With the huge outpouring of public grief and sympathy for Cory and her family, the political crisis has turned into a contrast game between the Arroyo term and that of Cory’s. Unfortunately for Gloria, it is a devastating comparison.
Cory has the outstanding historical achievement of helping topple the Marcos dictatorship, nurturing the still-fragile democracy, and setting an example for a frugal, simple, and clean lifestyle while in office. However, the more relevant thing she did–from the perspective of the current political crisis–was to readily vacate the presidency when her time was up. Her death exposed the considerable inroad she made into the hearts of a grateful people.

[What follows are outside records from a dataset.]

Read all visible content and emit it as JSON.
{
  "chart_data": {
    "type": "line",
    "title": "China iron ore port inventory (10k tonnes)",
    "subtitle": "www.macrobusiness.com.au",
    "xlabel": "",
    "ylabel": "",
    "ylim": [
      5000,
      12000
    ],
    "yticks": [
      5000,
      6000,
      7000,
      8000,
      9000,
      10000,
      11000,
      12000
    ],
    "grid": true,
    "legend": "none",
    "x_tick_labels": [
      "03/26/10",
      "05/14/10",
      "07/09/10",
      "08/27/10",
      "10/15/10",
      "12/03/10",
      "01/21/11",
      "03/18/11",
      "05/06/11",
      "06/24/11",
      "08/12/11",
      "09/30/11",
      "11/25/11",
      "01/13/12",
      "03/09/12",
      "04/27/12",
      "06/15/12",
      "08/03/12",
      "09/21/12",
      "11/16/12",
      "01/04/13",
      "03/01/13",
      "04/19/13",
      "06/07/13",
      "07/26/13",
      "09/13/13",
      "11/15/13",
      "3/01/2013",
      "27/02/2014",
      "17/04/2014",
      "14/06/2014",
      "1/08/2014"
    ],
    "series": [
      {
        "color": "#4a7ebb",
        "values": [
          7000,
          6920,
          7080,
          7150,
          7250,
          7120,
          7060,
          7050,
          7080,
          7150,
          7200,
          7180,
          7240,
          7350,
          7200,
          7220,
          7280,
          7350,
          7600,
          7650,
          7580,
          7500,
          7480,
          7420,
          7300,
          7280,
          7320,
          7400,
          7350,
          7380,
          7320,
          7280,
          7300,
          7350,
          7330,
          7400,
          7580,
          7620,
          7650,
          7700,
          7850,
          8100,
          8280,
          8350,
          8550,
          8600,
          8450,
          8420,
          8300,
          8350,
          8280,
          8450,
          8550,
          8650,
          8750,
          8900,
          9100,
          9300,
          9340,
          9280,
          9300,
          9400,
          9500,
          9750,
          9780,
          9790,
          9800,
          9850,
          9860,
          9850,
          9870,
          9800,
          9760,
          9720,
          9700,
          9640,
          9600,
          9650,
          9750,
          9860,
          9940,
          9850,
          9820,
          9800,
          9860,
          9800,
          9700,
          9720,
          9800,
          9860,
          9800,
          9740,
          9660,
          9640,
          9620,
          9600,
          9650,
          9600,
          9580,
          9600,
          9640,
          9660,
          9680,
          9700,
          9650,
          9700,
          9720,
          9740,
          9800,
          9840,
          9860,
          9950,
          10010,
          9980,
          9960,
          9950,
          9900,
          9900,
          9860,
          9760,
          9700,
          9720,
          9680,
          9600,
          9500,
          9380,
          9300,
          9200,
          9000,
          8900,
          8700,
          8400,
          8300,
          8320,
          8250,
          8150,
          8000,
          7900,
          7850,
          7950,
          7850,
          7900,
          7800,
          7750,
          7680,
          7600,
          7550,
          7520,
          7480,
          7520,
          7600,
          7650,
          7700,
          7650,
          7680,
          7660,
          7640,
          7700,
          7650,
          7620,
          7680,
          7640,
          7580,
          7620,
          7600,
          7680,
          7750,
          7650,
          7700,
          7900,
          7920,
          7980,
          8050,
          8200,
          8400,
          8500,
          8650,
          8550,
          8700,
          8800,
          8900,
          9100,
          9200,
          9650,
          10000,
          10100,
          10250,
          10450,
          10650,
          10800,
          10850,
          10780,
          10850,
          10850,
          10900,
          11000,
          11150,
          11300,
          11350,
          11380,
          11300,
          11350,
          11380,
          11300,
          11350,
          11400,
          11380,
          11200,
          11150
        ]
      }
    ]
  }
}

Gloria is now being portrayed as the exact opposite. She is being accused of weakening a still fragile democracy, setting an example of a jet-setting and Le Cirque-eating flamboyant lifestyle, and conjuring the ghost of a resurrected strong(wo)man rule. At the heart of the current political crisis is the attempt to change the 1987 constitution by her allies–which most people suspect is a scheme to prolong GMA in power. She also holds the unenviable record of being the most unpopular president the country ever had.
In the aftermath of Cory’s death and the people power it evoked, it is inevitable that the political implications will come to the fore. For one, the charter change initiative(and the emergency rule it requires) is dead, with only the most desperate among them still willing to push it through. With it, the lameduck GMA presidency comes into being. Increasingly, “loyalists” will realign themselves with various candidates for the presidential post.
The only alternative option for the survival of the GMA coalition, ironically, is to replace her as the rallying point of the coalition. This will prevent its disintegration and solve the problem of defending the indefensible, i.e., her unpopularity. It may even pave the way for a viable presidential candidate. However, this means that GMA would have to step down very much earlier than June 2010.
Political damage has already been done to the Arroyo administration. The dike has been breached and the castle is inundated. Damage management is at the magnitude of a surgical intervention.